Take the young South African photographer Nontsikelelo “Lolo” Veleko’s street shots of Johannesburg hipsters dressed in electric, Kool-Aid colors. Their incorrigible chic and appropriations of Western icons—a clutch purse made of pressed Coca-Cola cans, camouflage knickers, red fishnet stockings—proclaim them heirs to Ke dandified Bamakois bourgeoisie. If independence has a style, this is it—vivid, highly individualized, and a touch defiant. These images are antidotes to the prevailing view of the “dark continent” as a place of entropy and despair; these are people in charge of at least their own sartorial destiny.
Geography combines with psychology in a subtle essay by Yto Barrada, documenting the physical presence and emotional
weight of the Strait of Gibraltar—the perilous gateway for would-be immigrants to Western Europe—in the lives of Moroccans.
That dynamic duo, Africa and the West—unstable mirrors, inextricably intertwined, each reflecting the other’s fantasy—returns repeatedly, with sometimes comic effects, as in Lara Baladi’s candy-colored, mural-sized montage depicting a European formal garden packed with images, drawn from Egyptian popular culture and the artist’s personal history, of a hybrid femininity and modernism. A similar sense of dislocation informs Mohamed Camara’s whimsical, staged visions of a shirtless African Everyman viewing a snowy, alpine landscape or trapped in elaborate, neon Christmas decorations.
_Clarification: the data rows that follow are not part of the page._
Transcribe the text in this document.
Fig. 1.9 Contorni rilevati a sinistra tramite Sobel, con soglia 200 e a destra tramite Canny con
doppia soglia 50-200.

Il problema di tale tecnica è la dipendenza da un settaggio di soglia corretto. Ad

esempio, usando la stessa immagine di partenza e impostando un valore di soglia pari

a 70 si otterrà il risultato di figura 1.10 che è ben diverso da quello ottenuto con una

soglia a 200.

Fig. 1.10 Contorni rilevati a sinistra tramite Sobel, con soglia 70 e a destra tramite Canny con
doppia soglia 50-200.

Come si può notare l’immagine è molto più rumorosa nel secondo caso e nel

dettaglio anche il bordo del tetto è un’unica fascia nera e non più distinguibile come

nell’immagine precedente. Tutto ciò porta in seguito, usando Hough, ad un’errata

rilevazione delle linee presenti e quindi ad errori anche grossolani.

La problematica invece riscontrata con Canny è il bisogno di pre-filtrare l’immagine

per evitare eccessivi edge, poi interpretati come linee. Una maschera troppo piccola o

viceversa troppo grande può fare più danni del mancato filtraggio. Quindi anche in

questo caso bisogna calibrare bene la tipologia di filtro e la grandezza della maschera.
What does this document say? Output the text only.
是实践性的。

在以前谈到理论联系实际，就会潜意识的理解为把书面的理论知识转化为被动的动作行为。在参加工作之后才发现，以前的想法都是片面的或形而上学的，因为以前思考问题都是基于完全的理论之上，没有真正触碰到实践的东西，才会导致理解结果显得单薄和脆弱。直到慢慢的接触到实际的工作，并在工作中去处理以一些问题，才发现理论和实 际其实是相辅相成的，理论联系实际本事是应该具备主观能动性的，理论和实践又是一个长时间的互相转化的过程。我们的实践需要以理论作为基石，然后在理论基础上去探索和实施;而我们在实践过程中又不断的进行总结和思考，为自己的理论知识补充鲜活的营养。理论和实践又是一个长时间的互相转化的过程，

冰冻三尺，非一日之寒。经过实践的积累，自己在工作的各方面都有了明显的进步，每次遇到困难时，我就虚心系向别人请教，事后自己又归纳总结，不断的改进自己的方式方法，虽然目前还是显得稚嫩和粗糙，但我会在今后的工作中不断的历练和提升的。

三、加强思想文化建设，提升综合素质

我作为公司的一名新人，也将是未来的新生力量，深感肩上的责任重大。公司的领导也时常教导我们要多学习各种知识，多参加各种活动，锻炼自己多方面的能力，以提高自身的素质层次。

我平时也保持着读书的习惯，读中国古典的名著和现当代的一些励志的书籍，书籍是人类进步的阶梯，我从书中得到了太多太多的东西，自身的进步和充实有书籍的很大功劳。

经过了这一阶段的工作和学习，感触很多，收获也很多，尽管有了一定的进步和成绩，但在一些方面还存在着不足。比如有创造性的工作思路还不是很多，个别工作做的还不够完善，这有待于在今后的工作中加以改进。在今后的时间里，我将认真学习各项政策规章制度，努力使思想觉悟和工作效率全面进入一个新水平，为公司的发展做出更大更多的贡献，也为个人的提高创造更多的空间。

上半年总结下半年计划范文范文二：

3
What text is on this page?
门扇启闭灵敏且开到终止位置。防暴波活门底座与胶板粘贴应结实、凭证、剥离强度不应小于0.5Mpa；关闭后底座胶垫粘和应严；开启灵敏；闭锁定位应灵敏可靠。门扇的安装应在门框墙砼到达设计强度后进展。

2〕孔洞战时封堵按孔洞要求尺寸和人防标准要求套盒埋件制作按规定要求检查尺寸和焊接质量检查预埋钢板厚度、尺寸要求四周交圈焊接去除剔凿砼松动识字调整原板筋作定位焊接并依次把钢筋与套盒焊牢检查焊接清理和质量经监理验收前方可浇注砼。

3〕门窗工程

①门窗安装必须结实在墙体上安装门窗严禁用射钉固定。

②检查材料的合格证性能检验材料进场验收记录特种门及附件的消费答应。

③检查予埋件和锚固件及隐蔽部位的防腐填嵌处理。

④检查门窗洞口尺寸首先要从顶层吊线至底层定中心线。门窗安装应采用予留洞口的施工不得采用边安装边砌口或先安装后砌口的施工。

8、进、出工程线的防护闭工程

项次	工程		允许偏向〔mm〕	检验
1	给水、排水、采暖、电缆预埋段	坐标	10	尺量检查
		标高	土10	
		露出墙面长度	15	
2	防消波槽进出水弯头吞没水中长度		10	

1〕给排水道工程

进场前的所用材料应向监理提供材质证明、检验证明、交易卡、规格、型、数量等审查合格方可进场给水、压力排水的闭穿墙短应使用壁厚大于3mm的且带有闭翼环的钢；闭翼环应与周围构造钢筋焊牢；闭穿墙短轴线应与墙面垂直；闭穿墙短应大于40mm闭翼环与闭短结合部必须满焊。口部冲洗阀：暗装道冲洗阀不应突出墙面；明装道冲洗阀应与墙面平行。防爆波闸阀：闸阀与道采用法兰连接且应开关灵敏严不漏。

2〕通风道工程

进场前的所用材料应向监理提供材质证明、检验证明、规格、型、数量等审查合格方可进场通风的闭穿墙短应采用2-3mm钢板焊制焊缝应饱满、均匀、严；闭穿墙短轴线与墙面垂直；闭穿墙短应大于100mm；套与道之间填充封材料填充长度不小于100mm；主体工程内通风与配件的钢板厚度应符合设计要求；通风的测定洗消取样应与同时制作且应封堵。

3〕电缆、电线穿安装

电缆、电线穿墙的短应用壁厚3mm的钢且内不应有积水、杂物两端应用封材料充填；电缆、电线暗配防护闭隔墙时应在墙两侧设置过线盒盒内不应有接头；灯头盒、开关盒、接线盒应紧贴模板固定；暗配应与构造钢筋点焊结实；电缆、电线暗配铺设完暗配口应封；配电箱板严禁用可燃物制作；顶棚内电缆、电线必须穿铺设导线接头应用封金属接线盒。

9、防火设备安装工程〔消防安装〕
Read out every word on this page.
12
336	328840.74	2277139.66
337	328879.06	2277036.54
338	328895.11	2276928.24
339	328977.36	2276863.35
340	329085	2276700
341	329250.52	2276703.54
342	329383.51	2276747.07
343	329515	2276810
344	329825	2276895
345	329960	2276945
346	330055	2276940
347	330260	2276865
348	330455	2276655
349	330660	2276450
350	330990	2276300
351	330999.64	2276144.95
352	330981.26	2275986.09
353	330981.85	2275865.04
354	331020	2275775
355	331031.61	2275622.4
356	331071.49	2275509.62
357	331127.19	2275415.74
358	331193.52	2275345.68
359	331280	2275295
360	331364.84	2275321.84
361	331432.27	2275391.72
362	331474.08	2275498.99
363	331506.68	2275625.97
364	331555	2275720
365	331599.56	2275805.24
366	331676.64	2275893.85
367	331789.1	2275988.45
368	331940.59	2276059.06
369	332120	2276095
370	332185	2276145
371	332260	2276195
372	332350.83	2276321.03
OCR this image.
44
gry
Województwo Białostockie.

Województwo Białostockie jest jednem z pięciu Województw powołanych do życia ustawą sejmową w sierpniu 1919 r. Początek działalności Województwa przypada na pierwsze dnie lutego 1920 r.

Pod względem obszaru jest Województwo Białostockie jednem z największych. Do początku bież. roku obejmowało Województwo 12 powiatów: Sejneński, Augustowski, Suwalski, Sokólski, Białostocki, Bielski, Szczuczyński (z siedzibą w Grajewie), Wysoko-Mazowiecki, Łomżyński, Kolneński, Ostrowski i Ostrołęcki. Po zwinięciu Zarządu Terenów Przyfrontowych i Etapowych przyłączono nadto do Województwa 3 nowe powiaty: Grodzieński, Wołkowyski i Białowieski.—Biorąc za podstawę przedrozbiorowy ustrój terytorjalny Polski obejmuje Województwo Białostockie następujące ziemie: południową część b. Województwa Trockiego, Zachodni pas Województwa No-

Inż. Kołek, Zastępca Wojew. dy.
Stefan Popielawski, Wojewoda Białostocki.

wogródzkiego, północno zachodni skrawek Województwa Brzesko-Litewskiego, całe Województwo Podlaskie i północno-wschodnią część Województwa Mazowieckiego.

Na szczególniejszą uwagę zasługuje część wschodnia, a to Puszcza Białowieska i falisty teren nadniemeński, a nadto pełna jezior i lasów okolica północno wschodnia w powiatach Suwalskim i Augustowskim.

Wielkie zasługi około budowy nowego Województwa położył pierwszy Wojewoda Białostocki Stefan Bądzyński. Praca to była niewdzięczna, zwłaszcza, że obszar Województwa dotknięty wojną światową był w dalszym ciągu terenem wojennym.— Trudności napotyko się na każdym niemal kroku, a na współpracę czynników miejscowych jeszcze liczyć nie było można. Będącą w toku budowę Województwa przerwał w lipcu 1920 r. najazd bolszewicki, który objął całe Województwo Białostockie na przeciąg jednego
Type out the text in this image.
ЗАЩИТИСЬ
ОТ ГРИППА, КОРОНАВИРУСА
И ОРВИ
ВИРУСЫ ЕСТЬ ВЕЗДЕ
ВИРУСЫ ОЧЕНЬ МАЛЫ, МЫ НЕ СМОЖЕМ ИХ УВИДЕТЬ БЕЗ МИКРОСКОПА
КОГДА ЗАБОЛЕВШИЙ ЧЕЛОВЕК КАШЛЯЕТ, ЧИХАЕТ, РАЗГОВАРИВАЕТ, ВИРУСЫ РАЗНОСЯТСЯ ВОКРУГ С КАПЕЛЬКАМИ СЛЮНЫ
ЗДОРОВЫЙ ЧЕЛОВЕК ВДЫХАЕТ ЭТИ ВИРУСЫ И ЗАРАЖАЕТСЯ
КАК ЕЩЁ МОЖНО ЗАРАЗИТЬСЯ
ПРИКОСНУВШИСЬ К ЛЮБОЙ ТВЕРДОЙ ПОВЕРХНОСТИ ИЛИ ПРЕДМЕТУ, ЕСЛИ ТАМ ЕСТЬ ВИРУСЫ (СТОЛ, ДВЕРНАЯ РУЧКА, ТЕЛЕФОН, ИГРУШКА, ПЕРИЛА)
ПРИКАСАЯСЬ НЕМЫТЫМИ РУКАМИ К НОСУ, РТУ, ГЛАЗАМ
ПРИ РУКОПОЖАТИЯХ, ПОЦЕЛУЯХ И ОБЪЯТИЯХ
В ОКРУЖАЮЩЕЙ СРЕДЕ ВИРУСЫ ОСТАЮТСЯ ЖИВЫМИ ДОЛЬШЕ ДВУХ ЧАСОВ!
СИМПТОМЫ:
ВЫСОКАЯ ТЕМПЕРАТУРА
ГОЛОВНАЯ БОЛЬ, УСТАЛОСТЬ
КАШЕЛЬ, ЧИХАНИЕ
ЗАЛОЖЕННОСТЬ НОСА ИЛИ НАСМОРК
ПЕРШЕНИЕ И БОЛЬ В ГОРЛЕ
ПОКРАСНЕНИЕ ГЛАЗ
Camara and Sada Tangara were born just a year apart, in Mali, but a world of difference separates the budding young art star from his former countryman, who emigrated as a child to Senegal, where he received his first disposal camera in an art school and shelter for homeless youths. His black-and-white portraits of children sleeping on the streets of Dakar betray a quiet tenderness, intimacy, and dignity.
If there are somber, recurring themes here—the sense of transcendental home- lessness, emanating from Guy Tillim’s pictures of cell-like apartments in decaying Johannesburg high-rises, or the failure of modernist social utopias, made manifest in Fatou Kande Senghor’s severely beautiful transparencies depicting the ruins of Senegal’s Palais de Justice—these motifs are lightened, at least in part, by evidence of a scrappy will-to-get-by. Randa Shaath’s Cairenes, living in tiny former laundry rooms on the rooftops of their overcrowded city, throw parties.
And if these pictures bear witness to tragedies—most movingly, in the Algerian Omar D’s searing, metaphysical portraits of people scarred by his country’s continued violence—there is also evidence of a refreshing openness, a shift in long-ossified relations. Luis Basto’s youth in a knit cap, staring out of the night in Maputo, Mozambique’s capital, seems to assert, in the face of colonialism’s legacy, that he and the photographer together will set the terms for an unknown encounter.